Во время перевода он часто перебивал Фарида, чтобы тот объяснил как можно яснее, и требовал, чтобы ему были переведены все мои замечания.
— Это получается так, — сказал он. — Когда ты вращаешься, то ты делаешь это не для себя, а для Господа. Мы вращаемся таким образом, чтобы Свет Господа мог дойти до сердца. При вращении ты выполняешь роль канала, свет приходит через правую руку, а левая рука несет его в этот мир. Это то, что вы на Западе называете «алхимией», потому что если ты верно концентрируешься в своей молитве к Господу, то ты приносишь необходимую жертву. Таким путем свет, который содержит в себе безупречный порядок, может пройти насквозь к земле. Мы вращаемся для Господа и для мира, и это самая прекрасная вещь, какую только можно вообразить.
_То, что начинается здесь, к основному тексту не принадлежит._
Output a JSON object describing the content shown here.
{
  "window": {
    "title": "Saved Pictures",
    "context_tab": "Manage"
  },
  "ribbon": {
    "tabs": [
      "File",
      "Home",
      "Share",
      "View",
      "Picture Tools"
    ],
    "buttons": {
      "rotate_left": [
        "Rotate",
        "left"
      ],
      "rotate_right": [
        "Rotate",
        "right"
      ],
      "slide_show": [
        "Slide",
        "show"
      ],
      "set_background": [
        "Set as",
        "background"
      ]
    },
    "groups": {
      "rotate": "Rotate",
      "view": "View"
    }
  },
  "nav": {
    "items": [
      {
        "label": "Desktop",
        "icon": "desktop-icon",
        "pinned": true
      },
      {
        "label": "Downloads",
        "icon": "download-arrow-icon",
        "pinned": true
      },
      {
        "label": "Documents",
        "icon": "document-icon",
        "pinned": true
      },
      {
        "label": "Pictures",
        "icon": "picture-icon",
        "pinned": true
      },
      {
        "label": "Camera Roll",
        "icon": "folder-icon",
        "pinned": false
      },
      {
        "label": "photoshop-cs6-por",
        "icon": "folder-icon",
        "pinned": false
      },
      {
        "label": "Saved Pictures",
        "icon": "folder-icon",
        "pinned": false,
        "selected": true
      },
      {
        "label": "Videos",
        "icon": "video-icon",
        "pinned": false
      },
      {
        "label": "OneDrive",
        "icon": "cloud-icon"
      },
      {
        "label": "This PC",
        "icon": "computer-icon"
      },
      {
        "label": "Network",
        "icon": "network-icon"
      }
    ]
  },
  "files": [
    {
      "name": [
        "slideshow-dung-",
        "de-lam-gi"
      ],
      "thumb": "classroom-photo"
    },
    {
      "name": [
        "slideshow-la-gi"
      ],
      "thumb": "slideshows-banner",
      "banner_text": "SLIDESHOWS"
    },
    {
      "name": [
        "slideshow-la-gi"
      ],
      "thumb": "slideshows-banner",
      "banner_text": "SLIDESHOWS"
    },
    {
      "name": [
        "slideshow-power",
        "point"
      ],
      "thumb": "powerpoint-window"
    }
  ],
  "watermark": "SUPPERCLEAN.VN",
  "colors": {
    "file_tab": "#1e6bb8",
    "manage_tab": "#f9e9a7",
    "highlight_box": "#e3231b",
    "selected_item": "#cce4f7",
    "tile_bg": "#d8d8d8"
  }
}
Если ты спокоен и пребываешь в состоянии молитвы, когда ты вращаешься, то ты предлагаешь всего себя Господу, а потом, когда твое тело вращается, то в центре тебя остается полностью неподвижная точка. Зная, что существует только Он, ты можешь ощутить, что вселенная вращается вокруг этого центра. Когда ты вращаешься, то все звезды, все планеты и бесконечные вселенные вращаются вокруг этой неподвижной точки. Небеса отвечают; и все невидимые царства присоединяются в танце. Иисус сказал: «Пока не начнешь танцевать, не узнаешь, какая комета пролетит». Вот почему мы вращаемся. Но в мире не понимают. Они считают, что мы вращаемся, чтобы войти в какое-то состояние транса. Действительно, иногда мы входим в состояние, которое вы называете экстазом, но это происходит только тогда, когда мы знаем и осознаем одновременно. Мы не кружимся для себя.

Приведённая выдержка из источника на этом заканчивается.